Zimbabwe's President Robert Mugabe has told his ministers that he is dissolving the cabinet, signaling his intention to name a new slate of ministers in defiance of international pressure for him to share power with the opposition, as such a government will not be joined by either formation of the Movement for Democratic Change, political sources said Friday.
Top officials in Mr. Mugabe's government and ZANU-PF party said most of his ministers have received letters that went out Jan. 1, but some who were away will receive them Monday.
They said Mr. Mugabe could form a new cabinet as early as Tuesday.
A report in the state-controlled Herald newspaper on the one hand suggested the letters to ministers terminating their executive appointments were effecting a mere cabinet shuffle.
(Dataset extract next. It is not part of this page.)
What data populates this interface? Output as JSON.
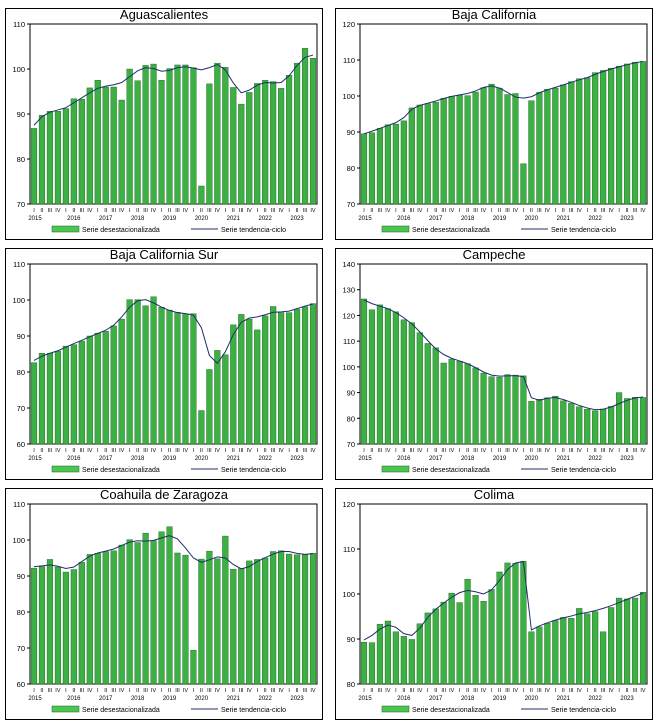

Many of those receiving termination letters lost the parliamentary seats in March elections so could not continue as ministers beyond three months from their October appointments.
But the Herald at the same time said Mugabe spokesman George Charamba "indicated that President Mugabe was going ahead with the formation of a new government."
The Herald continued: "This is pursuant to the invitation (Mugabe) extended to the two MDC formations to submit their preferred lists of ministers and for their leaders to come forward and be sworn into office in line with the Sept. 15 agreement."
Government sources say Mr. Mugabe is moving ahead to form a government because MDC founder Morgan Tsvangirai, prime minister designate under the power-sharing accord signed by the two parties Sept. 15, spurned his invitation to join a national unity government.
Tsvangirai received the letter Christmas day and sent his response two days later saying all outstanding issues first had to be satisfactorily resolved. These include the composition of the cabinet and other top political appointments - governors and ambassadors.
Tsvangirai has also demanded a halt to abductions of MDC and civic activists by state agents and the release of about 40 individuals abducted since October who resurfaced recently in police hands only to be charged with conspiring to overthrow the government.
Rival MDC formation leader Arthur Mutambara is said to have told Mr. Mugabe this week that it would not be possible for him to enter a unity government that didn't include Tsvangirai.
Justice Minister Patrick Chinamasa told reporter Blessing Zulu of VOA's Studio 7 for Zimbabwe in a brief interview that he was in the dark, and referred questions to Chief Cabinet Secretary Misheck Sibanda, who however could not be reached.
Secretary General Welshman Ncube of the Mutambara MDC formation told VOA it would spell disaster if Mr. Mugabe attempted to form a government without the MDC.
Chief Whip Innocent Gonese of the Tsvangirai MDC grouping said Mugabe has been making many illegal decisions which threaten the future of the power-sharing process.
Offering a legal perspective, Chairman Lovemore Madhuku of the National Constitutional Assembly called Mr. Mugabe’s latest move academic, offering the opinion that the president and his ministers were in any case operating outside the bounds of the constitution.